Do not try to shortcut this by opening up the Transit or Google apps, because if it’s a day with a delay — explained in a minute — you’ll still know when the bus is coming, but the app will not give you an alert that then the driver will sit there for 30 minutes. Nobody has time for that!

If you’re aiming for a weekend trip, the ride is fairly straightforward. A few days are marked “Saturday only” but that’s clear in the schedule.

A weekday trip is where things get freaky. At a glance, it looks like there’s loads of service on this route, and there is, when the planets are aligned. You want to make it to Mansfield to walk around and pet moss? Prepare to sacrifice something first for the privilege.

Trips marked with an L mean that if UConn is not in session, the actual time is roughly 30 minutes later than what’s on the schedule. An X means that trip does not happen at all if UConn isn’t holding classes.

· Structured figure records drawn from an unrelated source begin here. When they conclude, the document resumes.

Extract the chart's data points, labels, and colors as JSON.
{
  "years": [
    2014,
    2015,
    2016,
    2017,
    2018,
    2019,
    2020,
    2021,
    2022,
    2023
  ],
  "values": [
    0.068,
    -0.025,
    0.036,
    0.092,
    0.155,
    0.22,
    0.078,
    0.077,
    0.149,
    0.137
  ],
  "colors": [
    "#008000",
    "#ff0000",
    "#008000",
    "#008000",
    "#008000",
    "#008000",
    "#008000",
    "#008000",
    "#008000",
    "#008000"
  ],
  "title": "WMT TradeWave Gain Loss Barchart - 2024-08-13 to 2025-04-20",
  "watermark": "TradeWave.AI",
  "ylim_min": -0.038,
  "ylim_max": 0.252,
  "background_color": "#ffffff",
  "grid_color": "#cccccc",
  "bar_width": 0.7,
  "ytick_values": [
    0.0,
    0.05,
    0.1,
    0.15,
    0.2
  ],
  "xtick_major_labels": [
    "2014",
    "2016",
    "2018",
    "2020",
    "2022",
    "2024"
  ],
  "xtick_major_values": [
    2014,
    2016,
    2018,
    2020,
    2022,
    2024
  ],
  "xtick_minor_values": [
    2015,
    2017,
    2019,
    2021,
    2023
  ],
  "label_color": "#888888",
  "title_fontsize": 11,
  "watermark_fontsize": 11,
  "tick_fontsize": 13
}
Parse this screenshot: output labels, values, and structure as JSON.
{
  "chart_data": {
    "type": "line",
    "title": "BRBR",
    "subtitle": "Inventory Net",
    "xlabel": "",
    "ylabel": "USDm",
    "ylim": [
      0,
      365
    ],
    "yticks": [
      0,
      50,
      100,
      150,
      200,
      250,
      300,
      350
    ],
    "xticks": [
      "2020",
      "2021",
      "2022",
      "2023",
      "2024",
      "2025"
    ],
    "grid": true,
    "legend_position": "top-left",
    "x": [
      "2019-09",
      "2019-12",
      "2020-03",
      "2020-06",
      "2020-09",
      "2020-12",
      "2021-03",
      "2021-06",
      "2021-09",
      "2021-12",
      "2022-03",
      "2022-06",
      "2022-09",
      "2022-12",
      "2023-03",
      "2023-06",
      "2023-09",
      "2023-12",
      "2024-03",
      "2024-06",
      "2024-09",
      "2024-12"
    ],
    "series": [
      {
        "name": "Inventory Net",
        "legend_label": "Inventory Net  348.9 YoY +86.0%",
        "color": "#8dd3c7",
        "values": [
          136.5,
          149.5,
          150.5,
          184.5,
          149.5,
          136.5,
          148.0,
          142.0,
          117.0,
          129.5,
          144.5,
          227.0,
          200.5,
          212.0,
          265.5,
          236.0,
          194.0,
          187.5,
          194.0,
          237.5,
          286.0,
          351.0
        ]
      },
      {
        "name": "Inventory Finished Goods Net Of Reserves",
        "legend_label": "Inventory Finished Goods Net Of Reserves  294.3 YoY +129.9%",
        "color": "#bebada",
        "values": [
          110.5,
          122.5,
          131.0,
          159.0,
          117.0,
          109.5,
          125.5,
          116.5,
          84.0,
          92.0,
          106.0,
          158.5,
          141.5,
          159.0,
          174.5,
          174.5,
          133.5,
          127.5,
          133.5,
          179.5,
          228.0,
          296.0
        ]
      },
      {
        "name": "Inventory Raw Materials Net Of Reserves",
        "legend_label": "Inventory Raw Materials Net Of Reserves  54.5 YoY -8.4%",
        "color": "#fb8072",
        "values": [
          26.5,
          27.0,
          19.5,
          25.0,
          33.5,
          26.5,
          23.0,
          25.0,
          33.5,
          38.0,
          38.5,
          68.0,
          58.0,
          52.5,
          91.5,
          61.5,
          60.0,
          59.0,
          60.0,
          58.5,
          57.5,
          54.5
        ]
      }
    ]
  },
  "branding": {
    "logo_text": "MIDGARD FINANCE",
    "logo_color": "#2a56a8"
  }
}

An F means the trip happens on Fridays only when UConn is open.

If you’re unaffiliated with UConn, how do you know what they’re doing? I’d say to “scroll down on the schedule”, but the calendar is, as of publication, one year out of date.

A P in the schedule means Peter Pan is operating instead of CTtransit. Normally, that means the ride is more expensive.

I will give them this: the last bus out of UConn on weekdays and Saturdays is 10:45 PM.

Public transportation should not be this complicated.
At least through December 1, 2022, the bus is free.